Earning $166,000 on $15.3 million in sales is living dangerously. That's roughly a net margin of 1.1 percent. Thin.
The Company's backlog as of March 31, 2009 was $20,133,794, compared to $22,404,437 at March 31, 2008. The aforementioned work completed on several large public agency jobs in the New Jersey / New York area during the year ended December 31, 2008 is the primary factor in the decline in the backlog, partially offset by the L-3 Contract bookings.
The backlog's down, but not overwhelmingly so. That L-3 deal is big, obviously.
Jim Henry, CEO of Henry Bros. Electronics, commented, "While the revenue and net income that we generated during the first quarter was down slightly from last year's comparable period, bookings were in line with the prior year's quarter of $11.7 million and the proposal dollar volume doubled in the first quarter of 2009 versus the prior year. In addition, we have undertaken several reinvestment initiatives in the last several months including the expansion of our geographic footprint, an increase in sales staff, and the introduction of new products and services.
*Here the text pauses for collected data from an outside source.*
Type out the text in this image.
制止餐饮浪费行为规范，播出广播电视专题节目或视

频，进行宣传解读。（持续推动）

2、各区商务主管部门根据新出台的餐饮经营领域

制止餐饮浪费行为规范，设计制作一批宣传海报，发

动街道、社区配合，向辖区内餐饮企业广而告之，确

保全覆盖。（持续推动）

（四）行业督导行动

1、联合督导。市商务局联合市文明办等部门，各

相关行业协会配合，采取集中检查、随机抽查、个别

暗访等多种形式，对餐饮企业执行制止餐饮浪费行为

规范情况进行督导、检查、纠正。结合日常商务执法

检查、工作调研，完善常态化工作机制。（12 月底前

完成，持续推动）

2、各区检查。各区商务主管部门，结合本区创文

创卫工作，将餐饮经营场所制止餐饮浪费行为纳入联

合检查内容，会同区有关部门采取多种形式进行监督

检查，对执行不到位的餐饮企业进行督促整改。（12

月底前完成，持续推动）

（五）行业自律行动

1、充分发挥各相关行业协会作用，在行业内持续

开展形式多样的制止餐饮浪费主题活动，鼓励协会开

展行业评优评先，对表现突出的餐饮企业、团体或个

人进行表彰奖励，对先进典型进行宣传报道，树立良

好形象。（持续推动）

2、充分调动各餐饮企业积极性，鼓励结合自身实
Our management team and Board take pride in our ability to effectively anticipate and react accordingly to changes. This was true before the current recession when we curtailed spending and increased system efficiencies, and is true now as we increase staff to prepare for the anticipated project growth in our industry."
Well, if you invest in increasing your sales staff by almost 70 percent, I hope the bookings are at least flat and the proposals are almost doubled. Otherwise, you've just increased your people spend without getting anything in return. I'm not sure that's a good sign, even with the bad 1Q.
Henry continued, "As the new administration prepares to increase spending in areas in which our company has cultivated a strong operational expertise, we have worked to ensure that we have the right regional teams in place to effectively compete for these large infrastructure projects. This increased push to capture a significant number of these jobs is against the backdrop of the very successful management of our TVCS project, which began in October 2008. We strongly believe that our continuing work with several large municipalities and government organizations, coupled with our strong performance with the TVCS project, puts us in a very good position to increase our capture rate of projects related to the integrated security needs of the government as they look to improve our nation's infrastructure. For these reasons we are reiterating our guidance for a 6% operating margin on consolidated revenue of $80 million in 2009".
That operating margin seems awful low to be sustainably profitable. I'm assuming that's taking into account the investments in people and geography and 2010 will be aiming higher.